4. Go for a walk. If you’ve been in the northern parts of the country, and this year even some southern parts, there was a time when you couldn’t leave the house. I am most fond, I think, of that day when wind chill brought outside temps to -47 degrees Fahrenheit. That means if the temperature increased by one hundred degrees, it’d still be too cold for a bathing suit. Damn. That ain’t right. Celebrate Spring by blatantly putting your body out there. Take the outside back.

5. Color yourself with dust. I have never been to a Holi festival, but for photographic delectability, it has no equal. Masses of people in rainbow ecstasy. Every single time I see a photo of a Holi celebration, I want to be exactly in the middle of it. Here, at the welcome mat to the midwest, we don’t have a lot of Holi festivals, and that’s my fault. By now, I could have started one. I should have started one. Maybe by next year I’ll see if I can find a large parking lot and a few vats of colored dust. Meanwhile, if you can’t color yourself and your friends for spring, at least read about the fascinating religious beliefs that shape the holiday of Holi.

“Bura na maano Holi hai!”

Dear Ceil,

International Day of Happiness? Where on earth did that come from?

Grim in Grand Junction

Dear Grim,

It was on March 20th, and it came from the UN!

Normally, I would totally curmudgeon-out with you, but you know what? It’s Spring. Time to crack open the icy exterior and see if there’s something alive under there. And if we find a Day of Happiness, well, I can imagine worse things.

For instance, five days earlier was The Ides of March, where we remember how awful being in government can be.

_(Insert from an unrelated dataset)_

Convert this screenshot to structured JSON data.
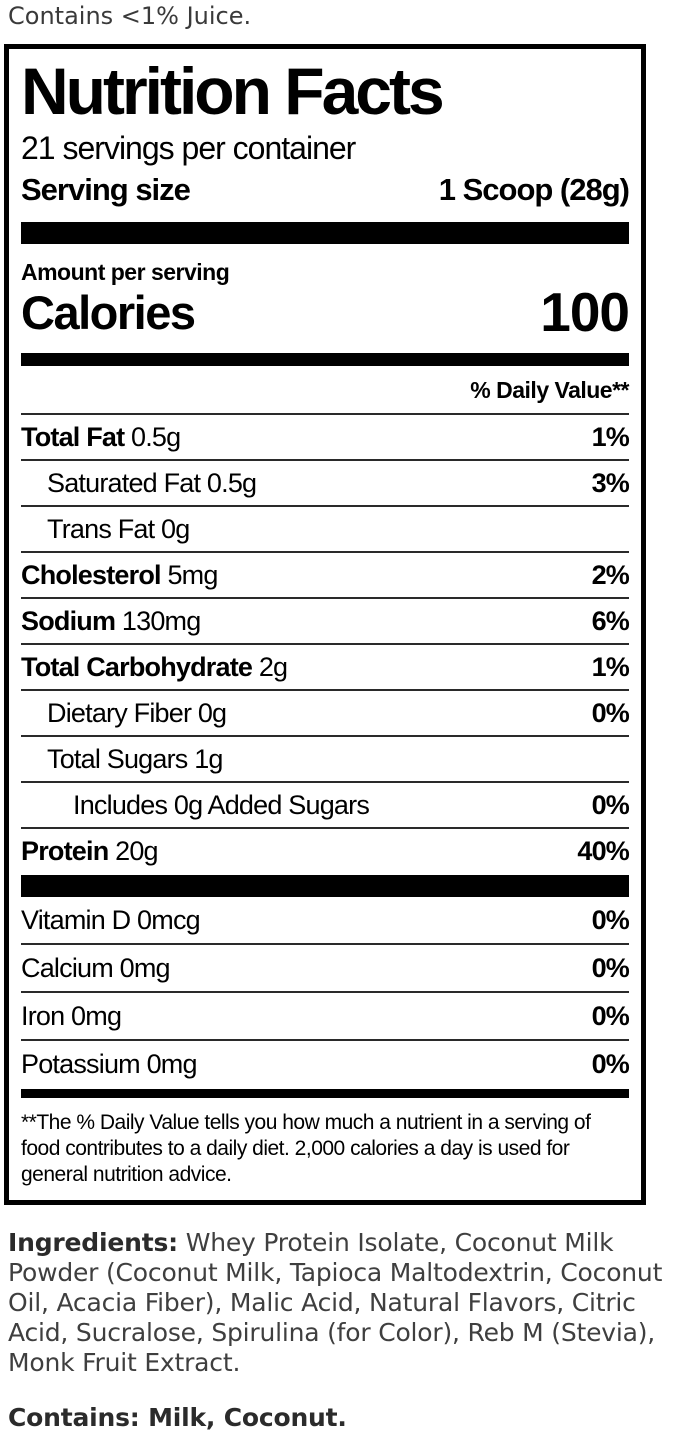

Every March 24th is World Tuberculosis Day, I assume for awareness, and not for contracting. Yay! Illness is fun to think about.

And at least one website claims that March 20th is Extraterrestrial Abductions Day. (I honestly think they made it up. This is just the type of holiday that you create so you can invent new drinking games.)

If the UN has to focus on something, world happiness is a pretty good choice. As a matter of fact, I think I’ll focus on that myself this week.

Happy Spring, everyone! Time to breathe again.